There are lots of ways to talk about inequality in the US, but one good measure is university endowments. While many public schools are straining from years of budget cuts, elite American institutions are stockpiling incredible amounts of cash. In 2015, 20 US colleges and universities—less than 1% of the nation’s total—netted 30% of all donations, or $11.6 billion.
These institutions benefit from federal policies that allow them tax-free gains. Harvard ended its last fiscal year with an endowment of $37.6 billion. Yale finished up with $25.5 billion in its investment coffers and in 2015 secured a $150-million bestowal from Stephen Schwarzman, the billionaire co-founder of the Blackstone Group, to create a “world-class” student center. Which was only the second-largest gift in the school’s history.
New legislation introduced in Connecticut could change that. A bill proposed by Connecticut legislators would permit the state (which happens to be facing a hefty budget deficit) to tax gains in any “independent institution of higher education” with an endowment of $10 billion or more. In practice, that only means Yale.
Already, the university is bristling at the idea. Rich Jacob, Yale’s associate vice president for federal and state relations, called the bill a “specific attack on higher education” and suggested it would hurt the school’s ability to provide “generous” financial aid to low-income students.

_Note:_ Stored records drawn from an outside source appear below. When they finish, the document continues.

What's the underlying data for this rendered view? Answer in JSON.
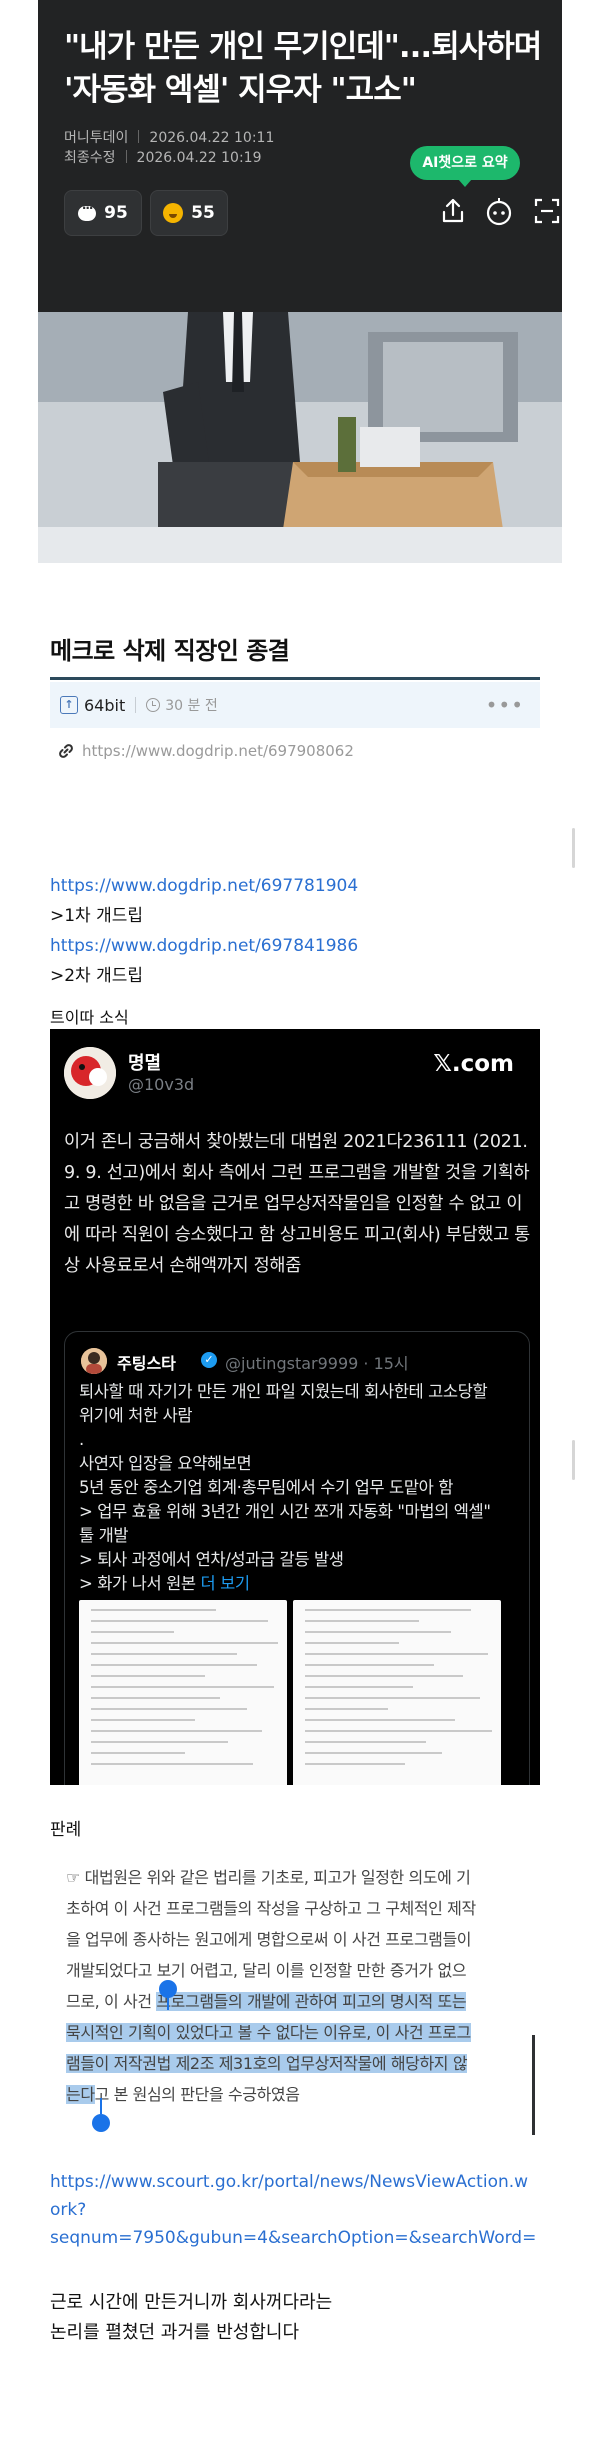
{
  "article": {
    "title_line1": "\"내가 만든 개인 무기인데\"...퇴사하며",
    "title_line2": "'자동화 엑셀' 지우자 \"고소\"",
    "publisher": "머니투데이",
    "published_label": "",
    "published_date": "2026.04.22 10:11",
    "modified_label": "최종수정",
    "modified_date": "2026.04.22 10:19",
    "ai_summary_label": "AI챗으로 요약",
    "comment_count": "95",
    "reaction_count": "55",
    "icons": [
      "comment-bubble-icon",
      "reaction-emoji-icon",
      "share-icon",
      "ai-robot-icon",
      "scan-icon"
    ],
    "accent_color": "#1db86c"
  },
  "post": {
    "title": "메크로 삭제 직장인 종결",
    "author": "64bit",
    "time_ago": "30 분 전",
    "more_label": "•••",
    "permalink": "https://www.dogdrip.net/697908062"
  },
  "body": {
    "link1": "https://www.dogdrip.net/697781904",
    "link1_note": ">1차 개드립",
    "link2": "https://www.dogdrip.net/697841986",
    "link2_note": ">2차 개드립",
    "twitter_label": "트이따 소식"
  },
  "tweet": {
    "name": "명멸",
    "handle": "@10v3d",
    "brand": "𝕏.com",
    "text": "이거 존니 궁금해서 찾아봤는데 대법원 2021다236111 (2021. 9. 9. 선고)에서 회사 측에서 그런 프로그램을 개발할 것을 기획하고 명령한 바 없음을 근거로 업무상저작물임을 인정할 수 없고 이에 따라 직원이 승소했다고 함 상고비용도 피고(회사) 부담했고 통상 사용료로서 손해액까지 정해줌",
    "quote": {
      "name": "주팅스타",
      "handle": "@jutingstar9999 · 15시",
      "lines": [
        "퇴사할 때 자기가 만든 개인 파일 지웠는데 회사한테 고소당할",
        "위기에 처한 사람",
        ".",
        "사연자 입장을 요약해보면",
        "5년 동안 중소기업 회계·총무팀에서 수기 업무 도맡아 함",
        "> 업무 효율 위해 3년간 개인 시간 쪼개 자동화 \"마법의 엑셀\"",
        "툴 개발",
        "> 퇴사 과정에서 연차/성과급 갈등 발생",
        "> 화가 나서 원본"
      ],
      "more": "더 보기"
    }
  },
  "ruling": {
    "label": "판례",
    "line1": "☞ 대법원은 위와 같은 법리를 기초로, 피고가 일정한 의도에 기",
    "line2": "초하여 이 사건 프로그램들의 작성을 구상하고 그 구체적인 제작",
    "line3": "을 업무에 종사하는 원고에게 명합으로써 이 사건 프로그램들이",
    "line4": "개발되었다고 보기 어렵고, 달리 이를 인정할 만한 증거가 없으",
    "line5_plain": "므로, 이 사건 ",
    "line5_hl": "프로그램들의 개발에 관하여 피고의 명시적 또는",
    "line6_hl": "묵시적인 기획이 있었다고 볼 수 없다는 이유로, 이 사건 프로그",
    "line7_hl": "램들이 저작권법 제2조 제31호의 업무상저작물에 해당하지 않",
    "line8_hl": "는다",
    "line8_plain": "고 본 원심의 판단을 수긍하였음"
  },
  "source": {
    "url_line1": "https://www.scourt.go.kr/portal/news/NewsViewAction.w",
    "url_line2": "ork?",
    "url_line3": "seqnum=7950&gubun=4&searchOption=&searchWord="
  },
  "closing": {
    "line1": "근로 시간에 만든거니까 회사꺼다라는",
    "line2": "논리를 펼쳤던 과거를 반성합니다"
  }
}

It’s a legitimate-sounding concern, but one that starts to ring hollow when you look a bit deeper. For Yale’s current juniors, the class of 2017, 69% of students come from families that earn more than $120,000 per year, putting them solidly in the top quintile. (The median household income in the US last year was $53,657.) In 2014, an analysis by the New York Times ranked Yale 44th (paywall) in the nation in terms for economic diversity, the lowest of any Ivy League school. (It was up to 26th last year.)
Congress is already eyeing private university endowments, last month querying 56 schools with assets over $1 billion on how they manage and spend their funds. And in the past, people have proposed things like forcing universities to spend more each year (paywall), or, similar to Connecticut’s bill, taking away some of their tax benefits.
None of these proposals are perfect. As Jordan Weissmann has explained at length in Slate, requiring colleges to spend more wouldn’t necessarily make them spend better. Schools might allocate more money to financial aid and faculty wages, or they might use it on extravagant new dorms and tofu apple crisp. Taxing university endowments would open up the possibility of taxing other nonprofits, like museums and cultural institutions. And why would we tax the wealth of rich universities, but not so much of rich individuals?
In short, there’s no obvious answer, only an obvious problem. With any luck, Connecticut will get us to think it through again.